In order to understand and conserve the biodiversity in Southeast Asia, the Southeast Asia Biodiversity Research Institute (SEABRI) was established by the Chinese Academy of Sciences in 2014. It is an international scientific research and education organisation managed by the Xishuangbanna Tropical Botanical Garden (XTBG). With financial and personnel support from Chinese Academy of Sciences, SEABRI seeks to substantially improve our understanding and conservation of biodiversity in Southeast Asia by cooperation with all CAS institutes, international agencies and government of ASEAN countries.

This special issue of Phytokeys, entitled “Plant diversity in Southeast Asia” represents a new effort by SEABRI to promote awareness of the biodiversity and its conservation in the region.

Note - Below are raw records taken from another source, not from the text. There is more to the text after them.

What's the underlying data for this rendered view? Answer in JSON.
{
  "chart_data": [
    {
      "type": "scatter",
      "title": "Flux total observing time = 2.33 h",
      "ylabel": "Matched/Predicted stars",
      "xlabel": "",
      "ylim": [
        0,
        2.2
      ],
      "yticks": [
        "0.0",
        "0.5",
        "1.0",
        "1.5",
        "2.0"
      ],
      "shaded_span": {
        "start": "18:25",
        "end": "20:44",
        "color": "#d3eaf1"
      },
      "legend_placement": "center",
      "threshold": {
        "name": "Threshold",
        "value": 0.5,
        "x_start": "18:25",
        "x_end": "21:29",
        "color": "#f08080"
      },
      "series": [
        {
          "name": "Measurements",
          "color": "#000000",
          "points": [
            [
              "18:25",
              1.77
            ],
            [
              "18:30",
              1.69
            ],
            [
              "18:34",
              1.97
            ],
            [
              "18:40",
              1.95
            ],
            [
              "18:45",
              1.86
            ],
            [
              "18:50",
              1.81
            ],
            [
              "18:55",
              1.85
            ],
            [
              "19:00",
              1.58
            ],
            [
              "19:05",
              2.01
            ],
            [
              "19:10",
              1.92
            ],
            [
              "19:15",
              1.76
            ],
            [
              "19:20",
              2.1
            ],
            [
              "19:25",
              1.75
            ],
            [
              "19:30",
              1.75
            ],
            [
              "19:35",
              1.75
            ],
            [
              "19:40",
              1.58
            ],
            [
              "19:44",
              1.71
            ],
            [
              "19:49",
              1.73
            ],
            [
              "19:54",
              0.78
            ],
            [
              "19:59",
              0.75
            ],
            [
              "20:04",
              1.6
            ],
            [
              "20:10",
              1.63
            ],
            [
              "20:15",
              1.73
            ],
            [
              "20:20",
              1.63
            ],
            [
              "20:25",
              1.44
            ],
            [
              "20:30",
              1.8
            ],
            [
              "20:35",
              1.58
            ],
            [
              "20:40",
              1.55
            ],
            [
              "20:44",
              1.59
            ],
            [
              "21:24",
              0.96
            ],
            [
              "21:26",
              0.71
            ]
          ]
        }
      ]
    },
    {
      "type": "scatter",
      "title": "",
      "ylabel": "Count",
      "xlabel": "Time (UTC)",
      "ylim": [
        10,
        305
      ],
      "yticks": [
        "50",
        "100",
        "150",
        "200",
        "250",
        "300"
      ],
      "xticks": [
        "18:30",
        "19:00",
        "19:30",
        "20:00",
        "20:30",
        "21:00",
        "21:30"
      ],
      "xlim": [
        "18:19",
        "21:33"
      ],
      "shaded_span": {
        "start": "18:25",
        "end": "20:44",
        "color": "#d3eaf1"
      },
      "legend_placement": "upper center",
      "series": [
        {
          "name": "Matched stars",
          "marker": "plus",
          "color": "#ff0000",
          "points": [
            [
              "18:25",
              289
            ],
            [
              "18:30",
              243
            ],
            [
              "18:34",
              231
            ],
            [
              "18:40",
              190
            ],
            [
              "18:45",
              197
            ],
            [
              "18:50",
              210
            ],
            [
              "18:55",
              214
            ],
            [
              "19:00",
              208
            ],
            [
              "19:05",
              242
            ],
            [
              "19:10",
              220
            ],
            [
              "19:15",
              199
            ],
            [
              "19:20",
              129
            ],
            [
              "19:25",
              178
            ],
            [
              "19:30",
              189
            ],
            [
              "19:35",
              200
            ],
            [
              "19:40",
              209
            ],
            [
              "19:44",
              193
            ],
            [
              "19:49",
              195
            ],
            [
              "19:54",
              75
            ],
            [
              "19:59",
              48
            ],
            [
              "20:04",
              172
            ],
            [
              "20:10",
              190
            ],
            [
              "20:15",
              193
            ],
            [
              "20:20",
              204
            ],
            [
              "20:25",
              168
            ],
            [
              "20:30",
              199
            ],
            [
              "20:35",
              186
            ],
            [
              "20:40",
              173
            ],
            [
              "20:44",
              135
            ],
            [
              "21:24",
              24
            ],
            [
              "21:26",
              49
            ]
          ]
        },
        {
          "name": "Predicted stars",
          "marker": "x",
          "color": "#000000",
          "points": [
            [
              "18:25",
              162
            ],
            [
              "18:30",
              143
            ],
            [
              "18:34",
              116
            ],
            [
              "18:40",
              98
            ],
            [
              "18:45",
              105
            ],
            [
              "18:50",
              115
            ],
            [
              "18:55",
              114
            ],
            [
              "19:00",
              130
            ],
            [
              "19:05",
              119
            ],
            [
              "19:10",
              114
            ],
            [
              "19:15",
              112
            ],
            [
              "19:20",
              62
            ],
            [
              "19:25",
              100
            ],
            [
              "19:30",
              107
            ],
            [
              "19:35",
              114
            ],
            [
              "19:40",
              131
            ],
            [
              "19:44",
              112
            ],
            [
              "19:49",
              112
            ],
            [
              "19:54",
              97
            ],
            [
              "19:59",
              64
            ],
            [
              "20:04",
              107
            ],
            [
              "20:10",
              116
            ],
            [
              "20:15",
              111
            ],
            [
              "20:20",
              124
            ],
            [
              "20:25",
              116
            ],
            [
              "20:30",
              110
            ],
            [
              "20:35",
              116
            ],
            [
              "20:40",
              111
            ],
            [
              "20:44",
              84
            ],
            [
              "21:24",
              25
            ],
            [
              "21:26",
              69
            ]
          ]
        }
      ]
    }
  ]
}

We are here firstly focusing on taxonomic discoveries to bridge the gap between our knowledge and diversity. Twelve articles in this issue mostly involve the description of new species from botanical surveys in the region. They include two new species of Oreocharis (Gesneriaceae) and a new species of Didymocarpus (Gesneriaceae) from Vietnam, a new species of Aristolochia (Aristolochiaceae), a new species of Dendrobium (Orchidaceae), a new species of Gastrodia (Orchidaceae), a new species of Hedychium (Zingiberaceae) and two new species of Trivalvaria (Annonaceae) from Northern Myanmar, a new species of Primulina (Gesneriaceae) from southwest China and seven species of Begonia (Begoniaceae) from Northern Vietnam and Southern China. The description of the little known species, Begonia kingdon-wardii (Begoniaceae) in Myanmar was also included. Results of molecular phylogenetics of tribe Neottieae (Orchidaceae) are also reported. Most studies are financially supported by the CAS (2015CASEABRI005, Y4ZK111B01).